Specifically, in this embodiment, when the true segmented image and the corresponding plurality of predicted segmented images are consistent, the prediction accuracy is 1, and when the true segmented image and the corresponding plurality of predicted segmented images are inconsistent, the prediction accuracy is 0. By arranging the prediction subunit 443, the prediction accuracy of the deep learning segmentation network model is limited, and when the prediction accuracy is lower than a preset threshold, parameter optimization adjustment needs to be performed on the deep learning segmentation network model, so that the prediction accuracy is ensured, high accuracy of image segmentation is ensured, and segmentation errors are effectively reduced.

Further, the training set, the verification set and the test set form a data set according to a preset proportion, and the preset proportion is 6:2: 2.

The foregoing is merely an example of the present invention and common general knowledge of known specific structures and features of the embodiments is not described herein in any greater detail.

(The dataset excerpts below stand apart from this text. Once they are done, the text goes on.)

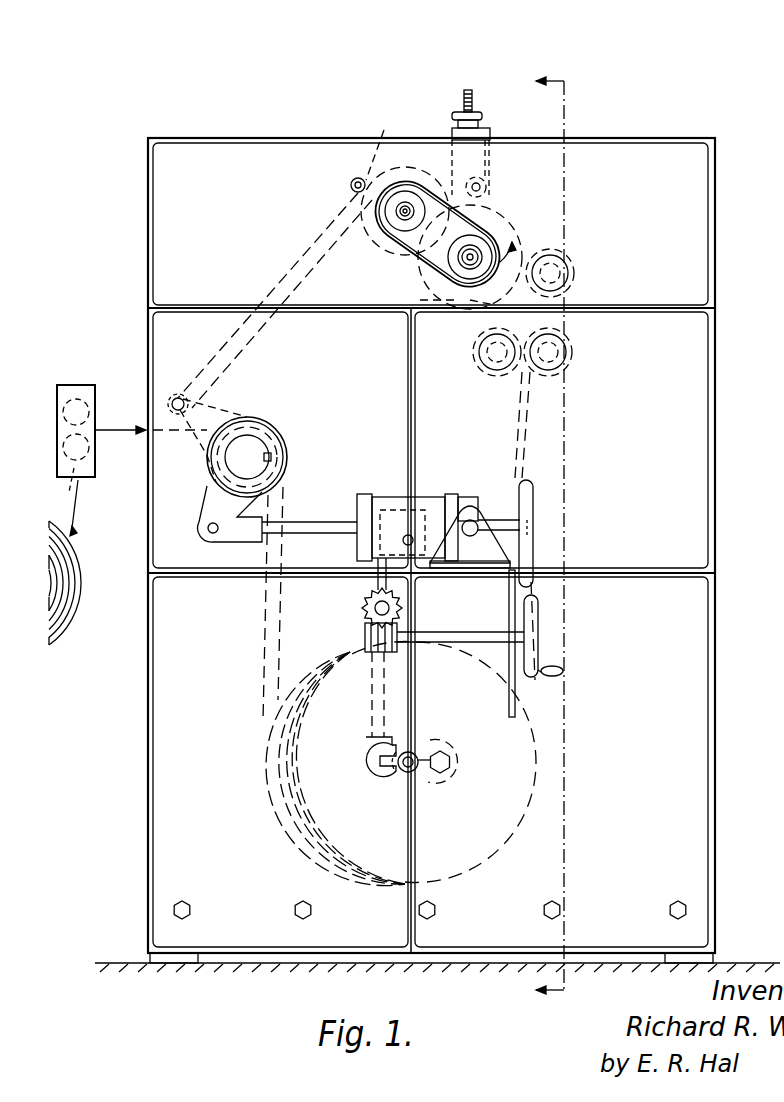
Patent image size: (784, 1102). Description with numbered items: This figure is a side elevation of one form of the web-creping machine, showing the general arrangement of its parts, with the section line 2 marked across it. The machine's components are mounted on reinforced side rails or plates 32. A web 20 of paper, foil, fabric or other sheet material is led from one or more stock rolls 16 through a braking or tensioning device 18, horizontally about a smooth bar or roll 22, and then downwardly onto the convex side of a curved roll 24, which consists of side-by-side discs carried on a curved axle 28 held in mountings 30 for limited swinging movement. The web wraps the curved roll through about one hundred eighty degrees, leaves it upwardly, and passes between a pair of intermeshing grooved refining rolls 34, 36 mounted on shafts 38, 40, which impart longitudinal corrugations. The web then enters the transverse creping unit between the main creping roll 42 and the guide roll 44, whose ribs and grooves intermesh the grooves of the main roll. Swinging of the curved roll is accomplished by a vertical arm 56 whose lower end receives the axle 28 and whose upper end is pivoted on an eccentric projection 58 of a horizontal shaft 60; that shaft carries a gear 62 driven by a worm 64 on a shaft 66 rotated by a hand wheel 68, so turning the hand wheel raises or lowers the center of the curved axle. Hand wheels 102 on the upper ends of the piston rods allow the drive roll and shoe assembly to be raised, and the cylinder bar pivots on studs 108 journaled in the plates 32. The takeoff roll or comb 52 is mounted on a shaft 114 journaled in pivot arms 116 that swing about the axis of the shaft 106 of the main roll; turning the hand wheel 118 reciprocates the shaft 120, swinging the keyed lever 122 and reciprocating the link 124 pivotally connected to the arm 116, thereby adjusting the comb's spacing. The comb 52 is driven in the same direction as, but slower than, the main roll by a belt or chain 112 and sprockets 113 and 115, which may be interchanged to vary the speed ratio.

The section line 2- 2 is at (551, 537).
The stock roll 16 is at (76, 604).
The braking or tensioning device 18 is at (77, 385).
The web 20 is at (134, 438).
The smooth bar or roll 22 is at (272, 432).
The curved roll 24 is at (262, 810).
The curved axle 28 is at (393, 776).
The mountings 30 is at (441, 784).
The side rails or plates 32 is at (690, 730).
The refining roll 34 is at (497, 368).
The refining roll 36 is at (556, 372).
The shaft 38 is at (480, 362).
The shaft 40 is at (573, 352).
The main creping roll 42 is at (540, 240).
The guide roll 44 is at (574, 270).
The takeoff roll or comb 52 is at (404, 180).
The vertical arm 56 is at (370, 708).
The eccentric projection 58 is at (362, 608).
The horizontal shaft 60 is at (390, 610).
The gear 62 is at (406, 633).
The worm 64 is at (397, 646).
The shaft 66 is at (494, 636).
The hand wheel 68 is at (540, 662).
The hand wheel 102 is at (458, 104).
The shaft of the main roll 106 is at (468, 259).
The stud 108 is at (487, 189).
The belt or chain 112 is at (492, 228).
The sprocket 113 is at (465, 275).
The shaft 114 is at (402, 213).
The sprocket 115 is at (404, 220).
The pivot arm 116 is at (384, 150).
The hand wheel 118 is at (533, 562).
The shaft 120 is at (322, 518).
The keyed lever 122 is at (207, 496).
The link 124 is at (276, 288).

It should be noted that, for those skilled in the art, without departing from the structure of the present invention, several changes and modifications can be made, which should also be regarded as the protection scope of the present invention, and these will not affect the effect of the implementation of the present invention and the practicability of the patent. The scope of the claims of the present application shall be determined by the contents of the claims, and the description of the embodiments and the like in the specification shall be used to explain the contents of the claims.